(no subject)

Jun 24, 2004 03:47

I don't think I've ever felt this depressed. It's always the worst after a school term.
I've been out of the loop for so long with my friends. I feel like I don't know them anymore. After I hang out with them I want to go hang myself. Why not stay in touch? I can't relate.
I'm going to try to write a screenplay with my story, "Weird Beard". There's not much else for me to do. I have a textbook on scriptwriting but I need a bigger, better text.
The summers are always the worst for me. The sweltering heat, the happy people. I hate the sun. I just want to play basketball at a blacktop court when it's raining. The rain makes the outside world disappear so I don't feel self-conscious.

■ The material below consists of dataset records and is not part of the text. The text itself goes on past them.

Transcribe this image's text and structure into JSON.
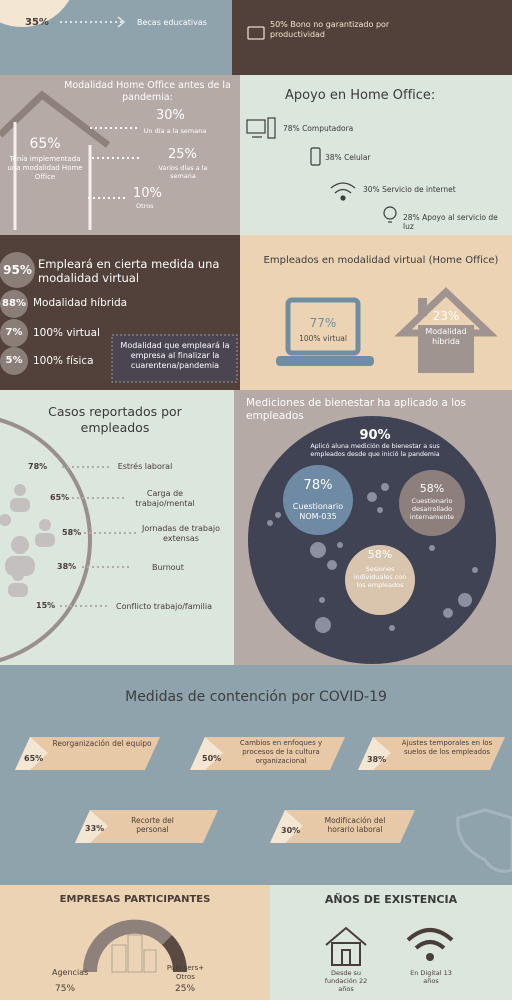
{
  "top": {
    "left": {
      "percent": "35%",
      "label": "Becas educativas"
    },
    "right": {
      "text": "50% Bono no garantizado por productividad"
    }
  },
  "home_office_before": {
    "title": "Modalidad Home Office antes de la pandemia:",
    "main": {
      "percent": "65%",
      "label": "Tenía implementada una modalidad Home Office"
    },
    "items": [
      {
        "percent": "30%",
        "label": "Un día a la semana"
      },
      {
        "percent": "25%",
        "label": "Varios días a la semana"
      },
      {
        "percent": "10%",
        "label": "Otros"
      }
    ]
  },
  "support": {
    "title": "Apoyo en Home Office:",
    "items": [
      {
        "percent": "78%",
        "label": "Computadora"
      },
      {
        "percent": "38%",
        "label": "Celular"
      },
      {
        "percent": "30%",
        "label": "Servicio de internet"
      },
      {
        "percent": "28%",
        "label": "Apoyo al servicio de luz"
      }
    ]
  },
  "future": {
    "main": {
      "percent": "95%",
      "label": "Empleará en cierta medida una modalidad virtual"
    },
    "items": [
      {
        "percent": "88%",
        "label": "Modalidad híbrida"
      },
      {
        "percent": "7%",
        "label": "100% virtual"
      },
      {
        "percent": "5%",
        "label": "100% física"
      }
    ],
    "note": "Modalidad que empleará la empresa al finalizar la cuarentena/pandemia"
  },
  "virtual": {
    "title": "Empleados en modalidad virtual (Home Office)",
    "laptop": {
      "percent": "77%",
      "label": "100% virtual"
    },
    "house": {
      "percent": "23%",
      "label": "Modalidad híbrida"
    }
  },
  "cases": {
    "title": "Casos reportados por empleados",
    "items": [
      {
        "percent": "78%",
        "label": "Estrés laboral"
      },
      {
        "percent": "65%",
        "label": "Carga de trabajo/mental"
      },
      {
        "percent": "58%",
        "label": "Jornadas de trabajo extensas"
      },
      {
        "percent": "38%",
        "label": "Burnout"
      },
      {
        "percent": "15%",
        "label": "Conflicto trabajo/familia"
      }
    ]
  },
  "wellbeing": {
    "title": "Mediciones de bienestar ha aplicado a los empleados",
    "main": {
      "percent": "90%",
      "label": "Aplicó aluna medición de bienestar a sus empleados desde que inició la pandemia"
    },
    "items": [
      {
        "percent": "78%",
        "label": "Cuestionario NOM-035"
      },
      {
        "percent": "58%",
        "label": "Cuestionario desarrollado internamente"
      },
      {
        "percent": "58%",
        "label": "Sesiones individuales con los empleados"
      }
    ]
  },
  "measures": {
    "title": "Medidas de contención por COVID-19",
    "items": [
      {
        "percent": "65%",
        "label": "Reorganización del equipo"
      },
      {
        "percent": "50%",
        "label": "Cambios en enfoques y procesos de la cultura organizacional"
      },
      {
        "percent": "38%",
        "label": "Ajustes temporales en los suelos de los empleados"
      },
      {
        "percent": "33%",
        "label": "Recorte del personal"
      },
      {
        "percent": "30%",
        "label": "Modificación del horario laboral"
      }
    ]
  },
  "companies": {
    "title": "EMPRESAS PARTICIPANTES",
    "items": [
      {
        "label": "Agencias",
        "percent": "75%"
      },
      {
        "label": "Publisers+ Otros",
        "percent": "25%"
      }
    ]
  },
  "years": {
    "title": "AÑOS DE EXISTENCIA",
    "items": [
      {
        "label": "Desde su fundación 22 años"
      },
      {
        "label": "En Digital 13 años"
      }
    ]
  }
}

I'm trying to decide who I want to be good friends with. My next door neighbor is leaving town soon. My friend Jorge's phone is shut off. Josh is good people but I'm skeptical that we could find something to do together that wouldn't involve just watching movies. I've seen a few lifetimes' worth of them.
I need pancakes.
If I were a gangster rapper I'd feel obligated to wear a Blazers jersey in my music video. You have to rep where you're from but the only thing is that I hate Portland and everything in it including the Blazers. Well, everything except maybe the Cinemagic, Cup & Saucer and my favorite uncle Phillip, who'll be here this week, thank God.
I really want to see more Billy Wilder films. The Apartment was good stuff. Jack Lemmon played a schnook which is not something I'm used to seeing him play. His relationship with Shirley McClaine's character is goddamn beautiful. Their love is crushed and crushed until the last scene where she tells him to shut up and deal. A great last line.